Antidepressant Poses Risk to Unborn Baby

This February 8, 2006 USA Today article starts off with a grave warning to pregnant women, "Women who take a common type of antidepressant during the second half of their pregnancy are about six times more likely to give birth to a baby with a rare but potentially fatal heart and lung condition."

The problems come from drugs called SSRI antidepressants such as Prozac, Zoloft, and Paxil. The potential problem is a rare but serious situation called PPHN: persistent pulmonary hypertension of the newborn. Normally, the rate of PPHN is one or two per 1000 babies. The recent study shows the rate of this problem to rise to 1 in 100 in women taking these antidepressants late in their pregnancy. PPHN kills up to 20 percent of babies and half the survivors are left with serious abnormalities

The study, prompting the alarms, is published in the February 9, 2006 issue of the New England Journal of Medicine. Lead author on the study, Christina Chambers, Ph.D., M.P.H., of the Departments of Pediatrics and Family and Preventive Medicine at UCSD noted that the risk of incidence of these problems are higher in women taking these antidepressants. She states, "Based on our findings, we estimate that six to twelve mothers per thousand who use an SSRI after 20 weeks' gestation, are likely to deliver a child with PPHN."
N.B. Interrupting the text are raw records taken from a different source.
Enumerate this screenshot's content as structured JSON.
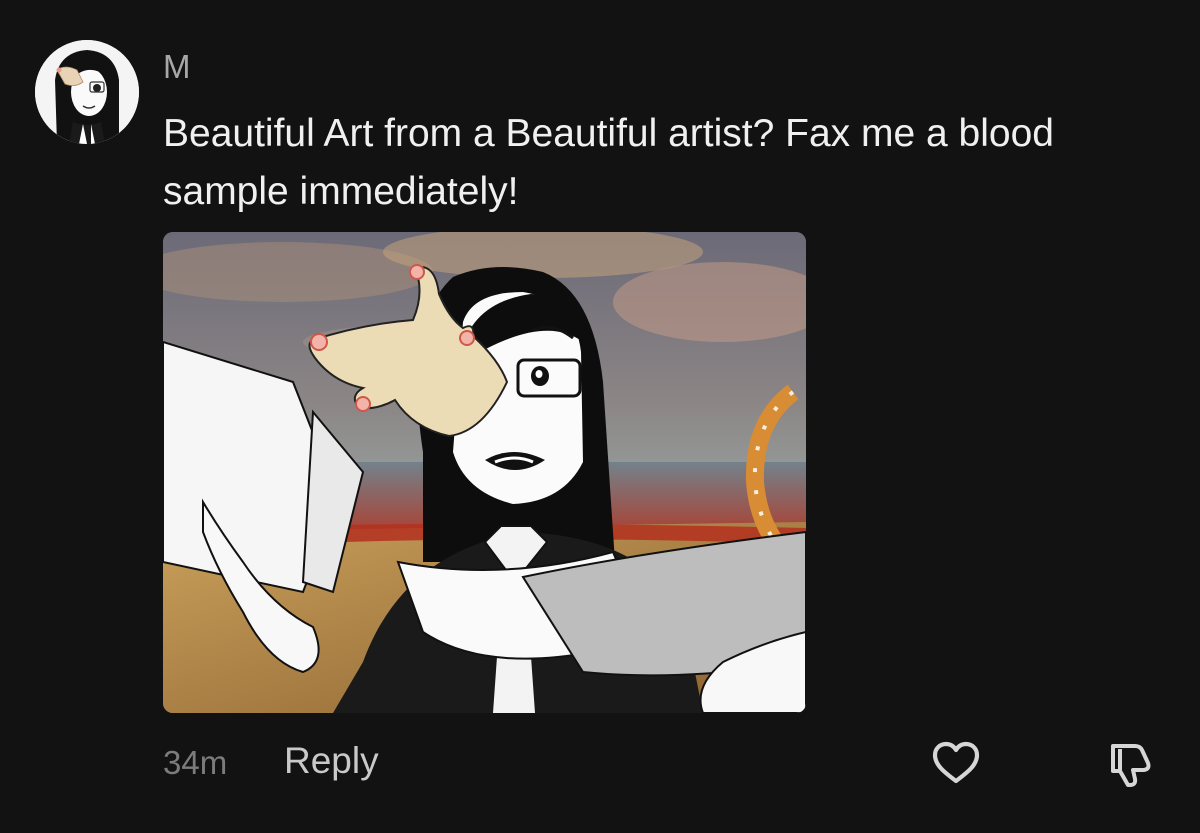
{
  "comment": {
    "author": "M",
    "text": "Beautiful Art from a Beautiful artist? Fax me a blood sample immediately!",
    "timestamp": "34m",
    "reply_label": "Reply"
  },
  "icons": {
    "like": "heart-icon",
    "dislike": "thumbs-down-icon"
  },
  "colors": {
    "background": "#121212",
    "text": "#f0f0f0",
    "username": "#a7a7a7",
    "timestamp": "#7c7c7c",
    "action": "#c9c9c9"
  }
}
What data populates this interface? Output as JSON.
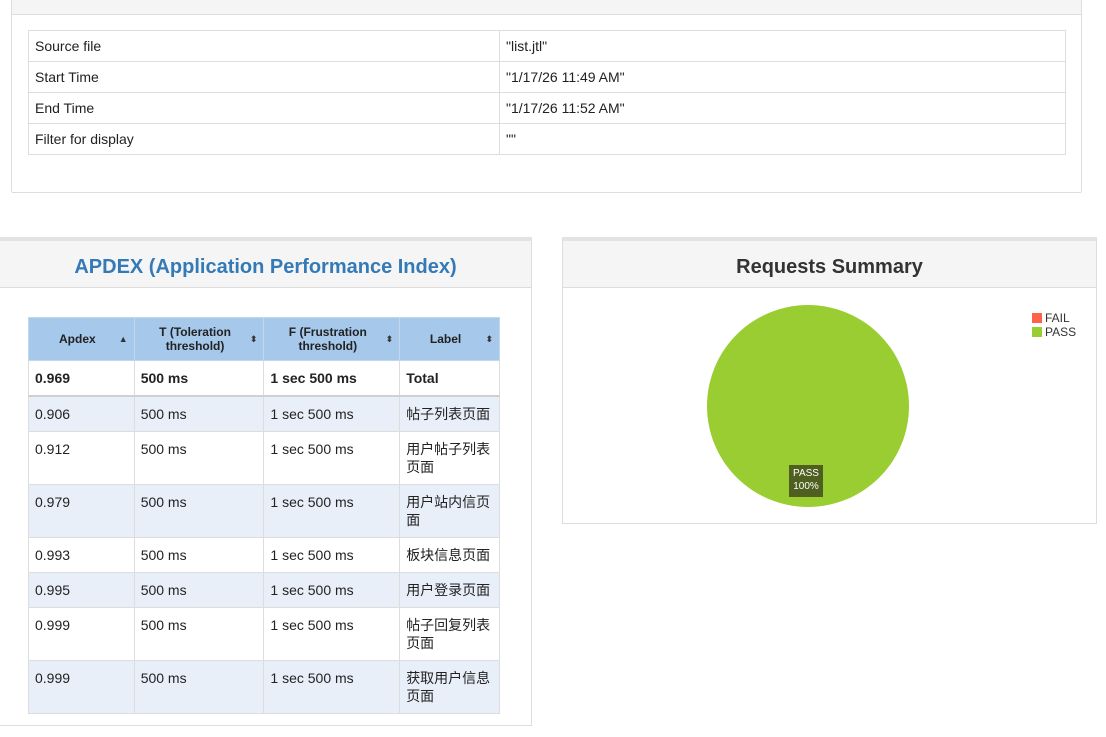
{
  "info": {
    "rows": [
      {
        "key": "Source file",
        "value": "\"list.jtl\""
      },
      {
        "key": "Start Time",
        "value": "\"1/17/26 11:49 AM\""
      },
      {
        "key": "End Time",
        "value": "\"1/17/26 11:52 AM\""
      },
      {
        "key": "Filter for display",
        "value": "\"\""
      }
    ]
  },
  "apdex": {
    "title": "APDEX (Application Performance Index)",
    "headers": {
      "apdex": "Apdex",
      "tol_line1": "T (Toleration",
      "tol_line2": "threshold)",
      "frus_line1": "F (Frustration",
      "frus_line2": "threshold)",
      "label": "Label"
    },
    "total": {
      "apdex": "0.969",
      "t": "500 ms",
      "f": "1 sec 500 ms",
      "label": "Total"
    },
    "rows": [
      {
        "apdex": "0.906",
        "t": "500 ms",
        "f": "1 sec 500 ms",
        "label": "帖子列表页面"
      },
      {
        "apdex": "0.912",
        "t": "500 ms",
        "f": "1 sec 500 ms",
        "label": "用户帖子列表页面"
      },
      {
        "apdex": "0.979",
        "t": "500 ms",
        "f": "1 sec 500 ms",
        "label": "用户站内信页面"
      },
      {
        "apdex": "0.993",
        "t": "500 ms",
        "f": "1 sec 500 ms",
        "label": "板块信息页面"
      },
      {
        "apdex": "0.995",
        "t": "500 ms",
        "f": "1 sec 500 ms",
        "label": "用户登录页面"
      },
      {
        "apdex": "0.999",
        "t": "500 ms",
        "f": "1 sec 500 ms",
        "label": "帖子回复列表页面"
      },
      {
        "apdex": "0.999",
        "t": "500 ms",
        "f": "1 sec 500 ms",
        "label": "获取用户信息页面"
      }
    ],
    "sort_icons": {
      "apdex": "sort-asc-icon",
      "other": "sort-both-icon"
    }
  },
  "requests_summary": {
    "title": "Requests Summary",
    "legend": [
      {
        "name": "FAIL",
        "color": "#ff6347"
      },
      {
        "name": "PASS",
        "color": "#9acd32"
      }
    ],
    "slice_label": {
      "name": "PASS",
      "percent": "100%"
    }
  },
  "chart_data": {
    "type": "pie",
    "title": "Requests Summary",
    "categories": [
      "FAIL",
      "PASS"
    ],
    "values": [
      0,
      100
    ],
    "colors": [
      "#ff6347",
      "#9acd32"
    ],
    "legend_position": "top-right"
  }
}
Dr. Sandra Kweder, deputy director of the office of new drugs at the FDA's Center for Drug Evaluation and Research commented, "This appears to be a very well-conducted study and we find the results to be very concerning."
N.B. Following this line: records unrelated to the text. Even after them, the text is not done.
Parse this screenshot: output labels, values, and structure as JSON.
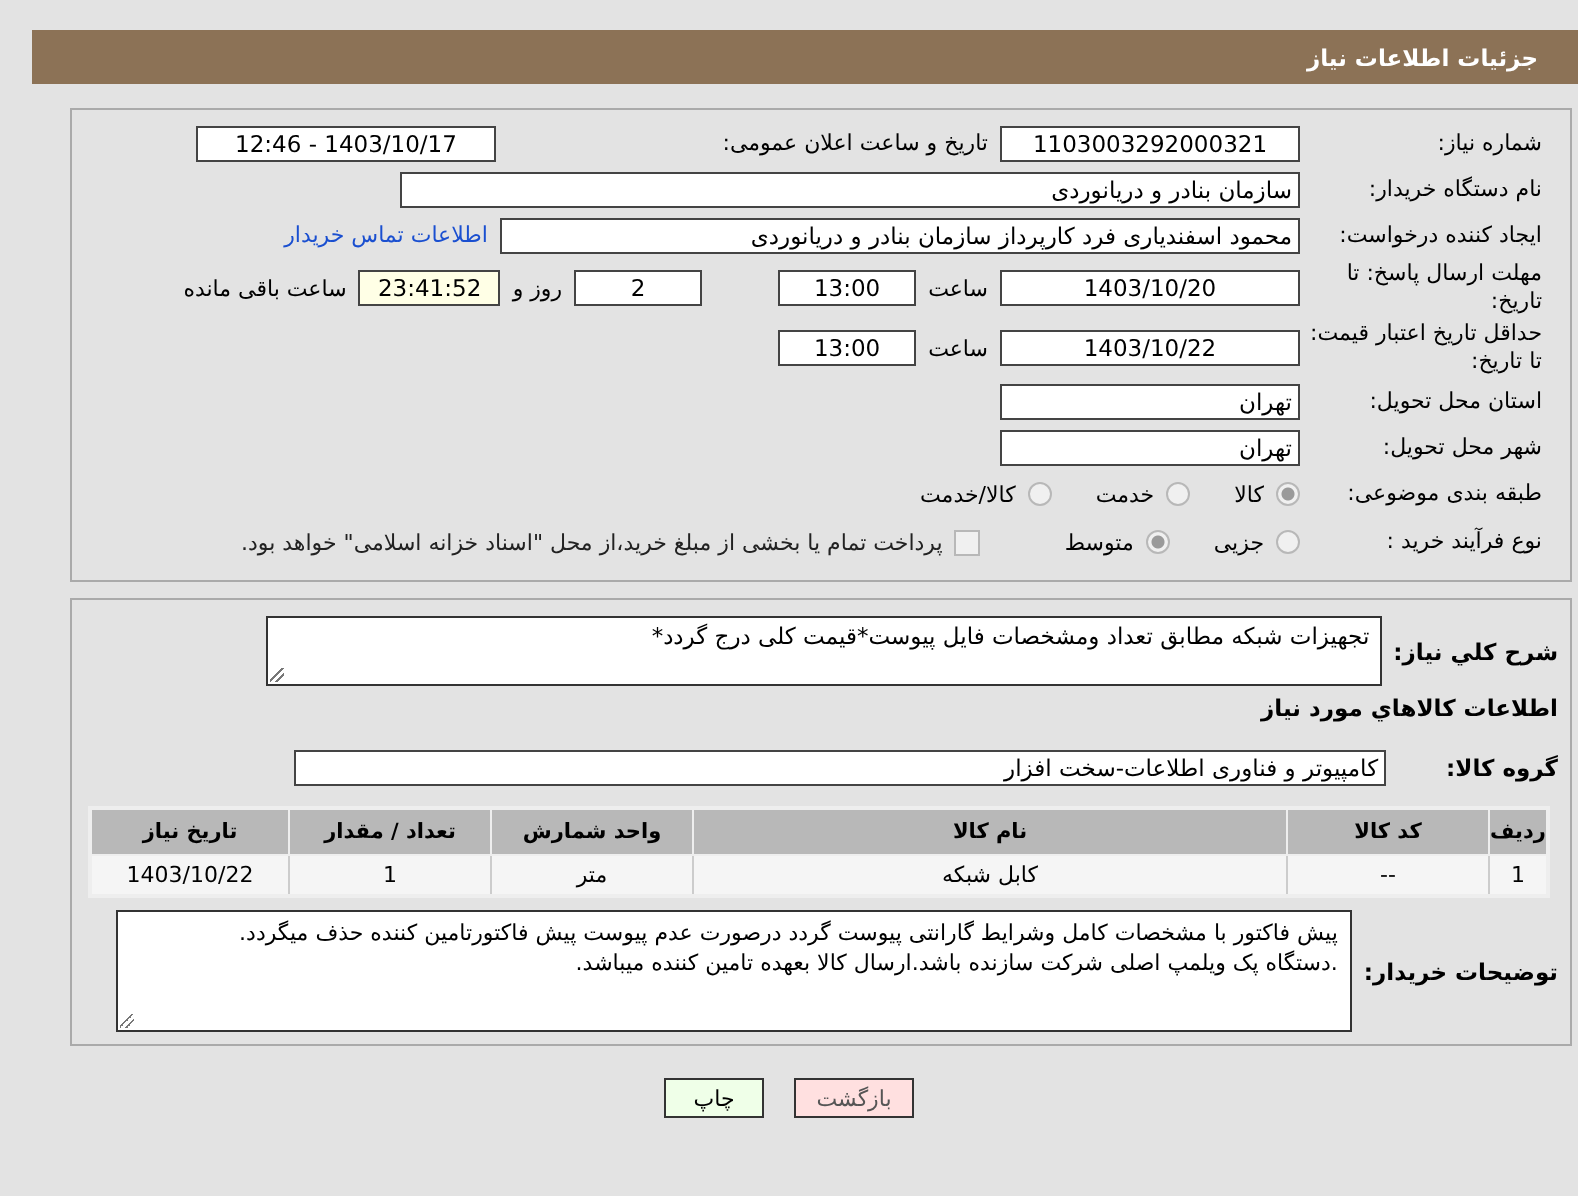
{
  "header": {
    "title": "جزئیات اطلاعات نیاز"
  },
  "need_number": {
    "label": "شماره نیاز:",
    "value": "1103003292000321"
  },
  "announce": {
    "label": "تاریخ و ساعت اعلان عمومی:",
    "value": "1403/10/17 - 12:46"
  },
  "buyer_org": {
    "label": "نام دستگاه خریدار:",
    "value": "سازمان بنادر و دریانوردی"
  },
  "requester": {
    "label": "ایجاد کننده درخواست:",
    "value": "محمود اسفندیاری فرد کارپرداز سازمان بنادر و دریانوردی",
    "link": "اطلاعات تماس خریدار"
  },
  "reply_deadline": {
    "label": "مهلت ارسال پاسخ: تا تاریخ:",
    "date": "1403/10/20",
    "time_label": "ساعت",
    "time": "13:00",
    "days": "2",
    "days_label": "روز و",
    "remaining": "23:41:52",
    "remaining_label": "ساعت باقی مانده"
  },
  "price_validity": {
    "label": "حداقل تاریخ اعتبار قیمت: تا تاریخ:",
    "date": "1403/10/22",
    "time_label": "ساعت",
    "time": "13:00"
  },
  "province": {
    "label": "استان محل تحویل:",
    "value": "تهران"
  },
  "city": {
    "label": "شهر محل تحویل:",
    "value": "تهران"
  },
  "category": {
    "label": "طبقه بندی موضوعی:",
    "options": [
      {
        "label": "کالا",
        "selected": true
      },
      {
        "label": "خدمت",
        "selected": false
      },
      {
        "label": "کالا/خدمت",
        "selected": false
      }
    ]
  },
  "purchase_type": {
    "label": "نوع فرآیند خرید :",
    "options": [
      {
        "label": "جزیی",
        "selected": false
      },
      {
        "label": "متوسط",
        "selected": true
      }
    ],
    "payment": {
      "checked": false,
      "text": "پرداخت تمام یا بخشی از مبلغ خرید،از محل \"اسناد خزانه اسلامی\" خواهد بود."
    }
  },
  "description": {
    "label": "شرح کلي نیاز:",
    "value": "تجهیزات شبکه مطابق تعداد ومشخصات فایل پیوست*قیمت کلی درج گردد*"
  },
  "goods_heading": "اطلاعات کالاهاي مورد نياز",
  "goods_group": {
    "label": "گروه کالا:",
    "value": "کامپیوتر و فناوری اطلاعات-سخت افزار"
  },
  "table": {
    "columns": [
      "ردیف",
      "کد کالا",
      "نام کالا",
      "واحد شمارش",
      "تعداد / مقدار",
      "تاریخ نیاز"
    ],
    "rows": [
      [
        "1",
        "--",
        "کابل شبکه",
        "متر",
        "1",
        "1403/10/22"
      ]
    ]
  },
  "buyer_notes": {
    "label": "توضیحات خریدار:",
    "lines": [
      "پیش فاکتور با مشخصات کامل وشرایط گارانتی پیوست گردد درصورت عدم پیوست پیش فاکتورتامین کننده حذف میگردد.",
      ".دستگاه پک ویلمپ اصلی شرکت سازنده باشد.ارسال کالا بعهده تامین کننده میباشد."
    ]
  },
  "buttons": [
    {
      "label": "بازگشت",
      "kind": "back"
    },
    {
      "label": "چاپ",
      "kind": "print"
    }
  ]
}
In an unrelated study published in the February 2, 2006 issue of the Archives of Pediatrics & Adolescent Medicine, it was determined that almost one-third of infants born to mothers using SSRI antidepressants at or near term experienced withdrawal symptoms known as neonatal abstinence syndrome, or NAS. In other words these infants are subject to withdrawal symptoms. This syndrome is characterized by high-pitched crying, tremors, and sleep disturbances. The authors of the study also note, "The long-term effects of prolonged exposure to SSRIs, particularly in neonates who develop severe symptoms, have yet to be determined."